Just wanted to post a quick update to let you know what's happening and also to replace the last rather depressing post. Not that this one is all that cheerful, but at least it's an update.

Hope to write again soon - internet access is very limited, but hope to post again soon.

Lots of love as always,

Jess

Tuesday, January 09, 2007

Moving Day

So today is my last day in Sydney. I am all packed and ready to go. And it has been one of the most miserable weeks of my life.

It's time to come clean. A couple of weeks before surgery back in November, Richard announced that he no longer wanted to be with me. The reasons are very complex, but ultimately, he's not happy, he doesn't want to spend the rest of his life with me, and therefore spending the rest of my life with me would be based on a lie. So we have spent the months since then transitioning to a friendship rather than a relationship, with considerable success (although I'd like to take credit for that for being so fucking mature about it all).
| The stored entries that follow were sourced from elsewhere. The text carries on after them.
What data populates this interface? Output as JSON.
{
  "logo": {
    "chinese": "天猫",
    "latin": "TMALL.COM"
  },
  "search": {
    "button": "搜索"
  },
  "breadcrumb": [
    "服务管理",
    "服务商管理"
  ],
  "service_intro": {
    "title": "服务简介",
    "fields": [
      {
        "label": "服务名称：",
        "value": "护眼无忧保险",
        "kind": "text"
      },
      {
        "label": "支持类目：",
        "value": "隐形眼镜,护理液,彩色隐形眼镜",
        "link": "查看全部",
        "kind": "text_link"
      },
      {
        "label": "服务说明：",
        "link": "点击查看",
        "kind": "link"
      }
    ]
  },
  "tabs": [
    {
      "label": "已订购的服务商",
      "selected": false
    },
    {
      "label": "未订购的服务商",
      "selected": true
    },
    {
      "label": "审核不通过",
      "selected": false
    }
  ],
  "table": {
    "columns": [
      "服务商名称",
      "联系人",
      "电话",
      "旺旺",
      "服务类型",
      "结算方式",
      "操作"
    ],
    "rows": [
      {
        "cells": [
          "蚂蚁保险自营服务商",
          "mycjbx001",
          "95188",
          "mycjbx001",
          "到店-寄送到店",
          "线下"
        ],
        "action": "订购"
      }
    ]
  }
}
So as if it's not enough that I'm dying, I'm now dying alone. I feel like the chance to build a deep, meaningful relationship has now passed me by - I'm not exactly a great catch anymore. I'm sick, going to get sicker, can't have children and ultimately probably going to die young. Bring on the men.
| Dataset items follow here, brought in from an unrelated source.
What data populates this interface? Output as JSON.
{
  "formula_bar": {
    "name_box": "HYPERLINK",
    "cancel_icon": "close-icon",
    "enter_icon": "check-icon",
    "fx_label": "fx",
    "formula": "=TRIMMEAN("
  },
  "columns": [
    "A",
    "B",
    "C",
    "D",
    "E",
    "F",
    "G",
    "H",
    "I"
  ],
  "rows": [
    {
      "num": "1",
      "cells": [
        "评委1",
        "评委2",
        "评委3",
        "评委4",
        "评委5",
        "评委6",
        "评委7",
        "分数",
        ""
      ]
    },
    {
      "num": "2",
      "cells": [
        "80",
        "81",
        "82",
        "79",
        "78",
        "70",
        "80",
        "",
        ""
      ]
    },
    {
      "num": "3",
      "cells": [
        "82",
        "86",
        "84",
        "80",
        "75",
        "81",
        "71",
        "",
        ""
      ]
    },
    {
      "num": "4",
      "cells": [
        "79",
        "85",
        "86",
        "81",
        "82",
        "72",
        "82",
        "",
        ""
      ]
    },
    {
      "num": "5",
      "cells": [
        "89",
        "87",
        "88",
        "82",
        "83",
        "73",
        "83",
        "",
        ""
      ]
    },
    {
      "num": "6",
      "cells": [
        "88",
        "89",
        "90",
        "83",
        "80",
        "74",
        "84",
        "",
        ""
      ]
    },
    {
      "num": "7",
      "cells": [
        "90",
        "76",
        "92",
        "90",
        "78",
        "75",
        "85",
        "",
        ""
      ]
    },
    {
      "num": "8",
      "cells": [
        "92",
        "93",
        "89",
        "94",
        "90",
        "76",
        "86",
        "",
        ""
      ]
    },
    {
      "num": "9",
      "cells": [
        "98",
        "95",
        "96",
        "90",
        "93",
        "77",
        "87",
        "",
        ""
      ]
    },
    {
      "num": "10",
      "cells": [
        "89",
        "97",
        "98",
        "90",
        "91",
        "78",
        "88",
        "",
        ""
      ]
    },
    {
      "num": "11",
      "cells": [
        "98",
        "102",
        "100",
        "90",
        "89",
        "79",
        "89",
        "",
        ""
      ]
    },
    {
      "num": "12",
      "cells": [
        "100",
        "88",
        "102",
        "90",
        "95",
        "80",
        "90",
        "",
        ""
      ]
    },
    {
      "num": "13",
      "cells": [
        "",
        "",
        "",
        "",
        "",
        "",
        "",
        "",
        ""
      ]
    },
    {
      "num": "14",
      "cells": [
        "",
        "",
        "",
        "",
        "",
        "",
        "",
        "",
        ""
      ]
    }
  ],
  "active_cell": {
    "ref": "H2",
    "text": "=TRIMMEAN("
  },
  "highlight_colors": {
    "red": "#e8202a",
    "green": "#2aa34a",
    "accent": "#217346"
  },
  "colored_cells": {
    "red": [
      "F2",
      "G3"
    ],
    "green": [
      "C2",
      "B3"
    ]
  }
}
Yes, my heart's breaking, but most days are actually okay. This is the main reason I'm moving to Brisbane - to make a clean break with Richard so that we can actually be friends without having to live in the same apartment, and to be closer to my family who actually love me unconditionally, not just when life is good and easy (bitter, me?).

I don't want to make Richard the villain in this piece. Yes, he's leaving, but his reasons are valid, I understand and accept them, and he has done an extremely good job of an extremely bad situation. One of the reasons it has taken so long before we make the final 'split' is because he continued to support me throughout my surgery and recovery and radiation. He is, and will continue to be, an extremely close and supportive friend. He's just not my life partner anymore.
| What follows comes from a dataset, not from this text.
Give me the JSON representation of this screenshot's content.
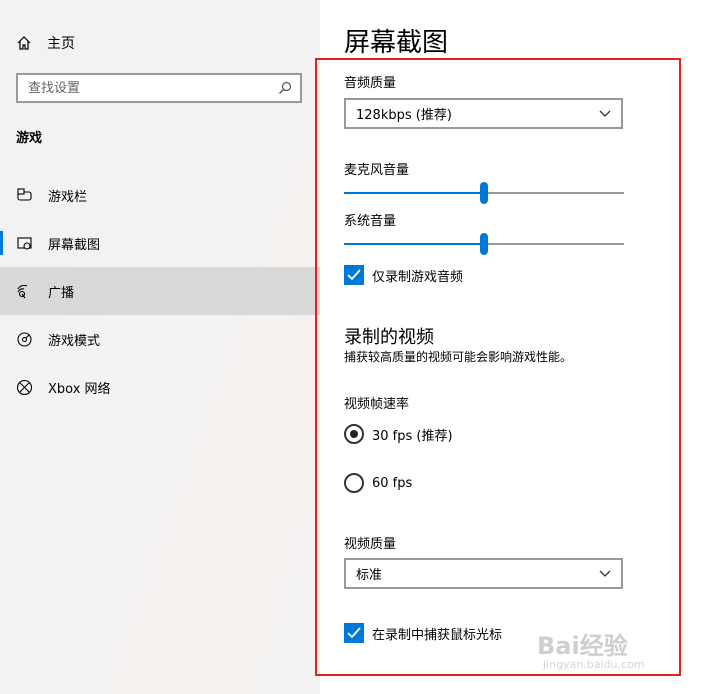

So basically, packing up my life has been miserable. People keep telling me to do what I want to do, but the truth is, I don't want to do any of it. I don't want to have chemo, I don't want to break up with Rich, I don't want any part of it. I just want to turn back the clock a year and have my old happy life back. And I just can't do that. Life has marched on, regardless on what I want, and I have to march with it, making the best of what God has given me. And He has been very good to me, something I haven't lost sight of. He has sent me wonderful friends and family to support me, particularly my mama, who is again leaving her life in Mackay to come and care for me in Brisbane. I'm actually quite excited about moving to Brissie with Mama again - she is an awesome flatmate and we have a good time together.

So I fly up to Brisbane this afternoon, where Mama is already waiting for me. We are staying in a motel provided by the Leukaemia Foundation for a couple of weeks while we wait for a unit or a house to become available. If none does, then we'll make other plans. The Foundation has been wonderful again. I have a day of tests on Thursday, and then I get a port-a-cath inserted on Monday. I start chemo again on Tuesday, so hopefully a week to get my mind in the right space will be enough.

I have also started a journal, and am currently contemplating becoming more efficient and simply converting this blog to my journal. It will make the blog much more boring, but it will mean more posts more often and streamline processes to make them more effiecient! Anyway, I'm still thinking about it, because if I know I'm going ot post them straight away, I might be more restrained in my writing, something I don't want to do.